Rappelons brièvement l'histoire, non pas pour ceux qui ne la connaissent pas car tout le monde a vu ce film, mais juste pour vous rappeler à quel point elle est débile : dans un futur à peine proche mais en tout cas pas lointain, un jeune président des États-Unis fraîchement élu, mais pas noir, doit affronter la plus grande crise mondiale de l'humanité. Des astronefs géants détectés par le SETI approchent à toute vitesse de l'atmosphère terrestre, et très vite ils se positionnent par dessus la vingtaine des principales villes du monde, même Paris – les aliens manifestent ainsi une connaissance déjà profonde de la centralisation géographique du pouvoir sur Terre. Dans le même temps, Jef Goldblum, qui est juif new-yorkais (information importante) et joue aux échecs avec son papa, est employé du câble bien qu'il ait fait huit ans au MIT, et c'est aussi l'ex-mari d'une nana qui bosse avec le président (qui lui, est un blanc WASP du meilleur cru). Le hasard, quand même. Dans le même temps aussi, un militaire pilote de chasse noir (Will Smith) veut rentrer à la NASA mais on lui refuse parce que sa copine est strip-teaseuse (comme s'ils en avaient quoi que ce soit à carrer à la NASA), du coup il part dans son avion envoyer des missiles sur les aliens (qui, bien sûr, excusez-moi, se sont révélés hostiles).
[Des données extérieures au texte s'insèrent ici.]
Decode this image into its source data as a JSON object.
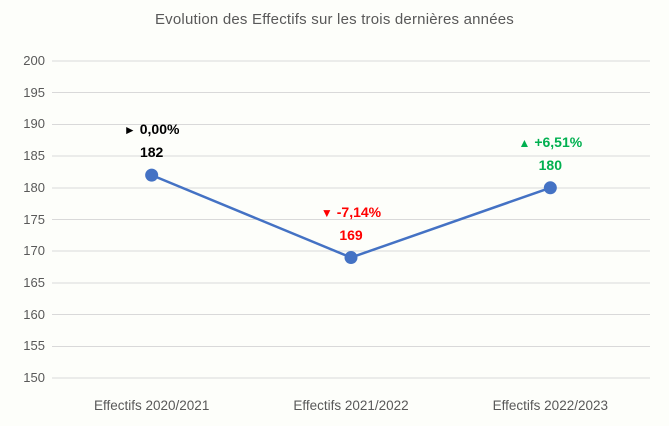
{
  "title": "Evolution des Effectifs sur les trois dernières années",
  "colors": {
    "background": "#FDFEFA",
    "title_text": "#595959",
    "axis_text": "#595959",
    "gridline": "#D9D9D9",
    "line": "#4472C4",
    "marker": "#4472C4",
    "annotation_flat": "#000000",
    "annotation_down": "#FF0000",
    "annotation_up": "#00B050"
  },
  "chart_data": {
    "type": "line",
    "title": "Evolution des Effectifs sur les trois dernières années",
    "categories": [
      "Effectifs 2020/2021",
      "Effectifs 2021/2022",
      "Effectifs 2022/2023"
    ],
    "series": [
      {
        "name": "Effectifs",
        "values": [
          182,
          169,
          180
        ]
      }
    ],
    "xlabel": "",
    "ylabel": "",
    "ylim": [
      150,
      200
    ],
    "yticks": [
      200,
      195,
      190,
      185,
      180,
      175,
      170,
      165,
      160,
      155,
      150
    ],
    "grid": true,
    "legend": "none",
    "annotations": [
      {
        "direction": "flat",
        "arrow": "►",
        "percent": "0,00%",
        "value": "182",
        "color": "#000000",
        "point_index": 0
      },
      {
        "direction": "down",
        "arrow": "▼",
        "percent": "-7,14%",
        "value": "169",
        "color": "#FF0000",
        "point_index": 1
      },
      {
        "direction": "up",
        "arrow": "▲",
        "percent": "+6,51%",
        "value": "180",
        "color": "#00B050",
        "point_index": 2
      }
    ]
  }
}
New-York, Wahington et Los Angeles sont intégralement détruites, mais la nana de Will Smith, qui était à Los Angeles, survit en se cachant dans un tunnel en même temps que deux palmiers et son chien, et le lendemain elle croise la femme du président dites donc si c'est pas une coïncidence, président qui, prévenu par Goldblum qu'il déteste du danger imminent, a lâchement déserté la côte Est dans un avion (il y a beaucoup d'avions dans ce film), et tout ce beau monde se retrouve par hasard, vous devinerez jamais où... en zone 51 dans le Nevada, oui oui, c'est pas une blague.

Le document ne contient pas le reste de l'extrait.